Being able to know what price is doing and why it is doing it can be critical not only in landing potentially high probability trades but also in trade management because more market knowledge and logic-backed decisions can do wonders in lowering your anxiety levels, especially when making the all-important exit.
Whether you are considering a horizontal support and resistance level or a trend line, sometimes the best approach to managing a trade as it approaches this key area is to simply watch what it does as it hits it. We already addressed how a flexible approach can often allow you to time your exits better. Knowing your market like the back of your hand goes even further in helping you exit trades logically.
Relying on price action for the exit call could likely involve waiting for specific candlestick patterns to indicate market direction or perhaps even as simple as the strength of the candlestick close.
We’ll consider the example above to better illustrate this point:
For an informed trader who understands price action, waiting for something as logical as a strong bearish close under the marked levels to exit the trade would have allowed for the trade to potentially run.
At the first hurdle we see price closing above sharply (a good indicator for bullish strength), then pulls back to the level to print a bearish candle with a very weak close still within the Support/Resistance zone’s territory. At the second resistance level, we see price just pushing through with no stops at all.
Stoploss Disclaimer: The placement of contingent orders such as a “stop-loss” or “stop-limit” order, will not necessarily limit your losses to the intended amounts, since market conditions may make it impossible to execute such orders
Simply waiting to see how aggressive bearish candlesticks were to close at these levels could have allowed for a logical reason for a trader to potentially stay in this trade.
Understanding price action and the role of candlestick formations and chart patterns may potentially lend you a major edge in trade management. It is not a perfect solution as the market will always pack the potential to surprise you, especially on the more fickle-natured lower time frames. but for the vast majority of cases of trade management, the knowledge should help you back your exit decisions by sound logic.
When an exit is reasonable and contested with logic, it is surprising how the aftermath can be less concerning. After all, you did your best to read the market. However, the most standout advantage of having a better grip on price action when it comes to executing your exit is its ability to be ingrained into your instinct with time.
Since most of the higher-frequency trading has to rely on instinctive decision making, understanding price action allows the trader to find the perfect balance between relying on that intuition and also adding an objective element for the trader to be confident about the decision itself.
Final Words on Trade Exit Implementation
It can’t be emphasized enough how much mastering the skill of short-term trading has to do with the real-time application of risk management.

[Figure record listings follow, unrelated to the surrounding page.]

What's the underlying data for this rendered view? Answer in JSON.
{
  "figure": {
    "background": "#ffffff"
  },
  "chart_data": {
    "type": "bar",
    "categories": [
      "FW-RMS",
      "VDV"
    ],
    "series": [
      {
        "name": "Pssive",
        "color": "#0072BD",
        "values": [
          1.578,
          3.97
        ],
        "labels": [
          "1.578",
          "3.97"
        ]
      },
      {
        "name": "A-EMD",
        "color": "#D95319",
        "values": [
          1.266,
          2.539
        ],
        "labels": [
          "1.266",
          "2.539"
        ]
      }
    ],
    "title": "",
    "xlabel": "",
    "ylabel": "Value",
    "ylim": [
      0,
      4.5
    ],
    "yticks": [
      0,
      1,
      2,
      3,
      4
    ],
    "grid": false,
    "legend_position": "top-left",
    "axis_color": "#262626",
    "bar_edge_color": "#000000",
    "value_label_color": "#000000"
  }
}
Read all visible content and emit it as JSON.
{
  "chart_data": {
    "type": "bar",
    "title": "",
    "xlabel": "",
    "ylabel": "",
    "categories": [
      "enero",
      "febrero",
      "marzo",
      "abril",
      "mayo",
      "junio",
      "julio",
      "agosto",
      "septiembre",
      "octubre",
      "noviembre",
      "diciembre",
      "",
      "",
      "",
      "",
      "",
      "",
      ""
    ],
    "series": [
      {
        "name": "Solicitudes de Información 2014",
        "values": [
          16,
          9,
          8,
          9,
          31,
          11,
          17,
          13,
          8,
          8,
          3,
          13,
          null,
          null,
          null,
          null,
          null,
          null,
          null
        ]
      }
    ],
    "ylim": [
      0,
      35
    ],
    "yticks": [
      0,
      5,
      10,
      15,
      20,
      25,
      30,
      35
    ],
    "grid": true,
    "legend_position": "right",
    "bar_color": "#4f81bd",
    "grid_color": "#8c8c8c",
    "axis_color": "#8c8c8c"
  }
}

We talked about certain approaches to profit targets that need to be ingrained into your instinct so as to allow you to make quick decisions as a day trader. Unfortunately, there is no alternative to real-time experience and applying what you know while the market is active.
Traders often commit the mistake of spending too much time ‘practicing’ on demo or on small accounts. While these environments help in refining your trading strategy – including determining exit rules – they cannot replicate the real environment you will be making your trading decisions in on your fully capitalized account. When tackling trading aspects like exits that constitute major involvement of human emotions, it is best advised to be practicing in a realistic setting – On your actual trading account.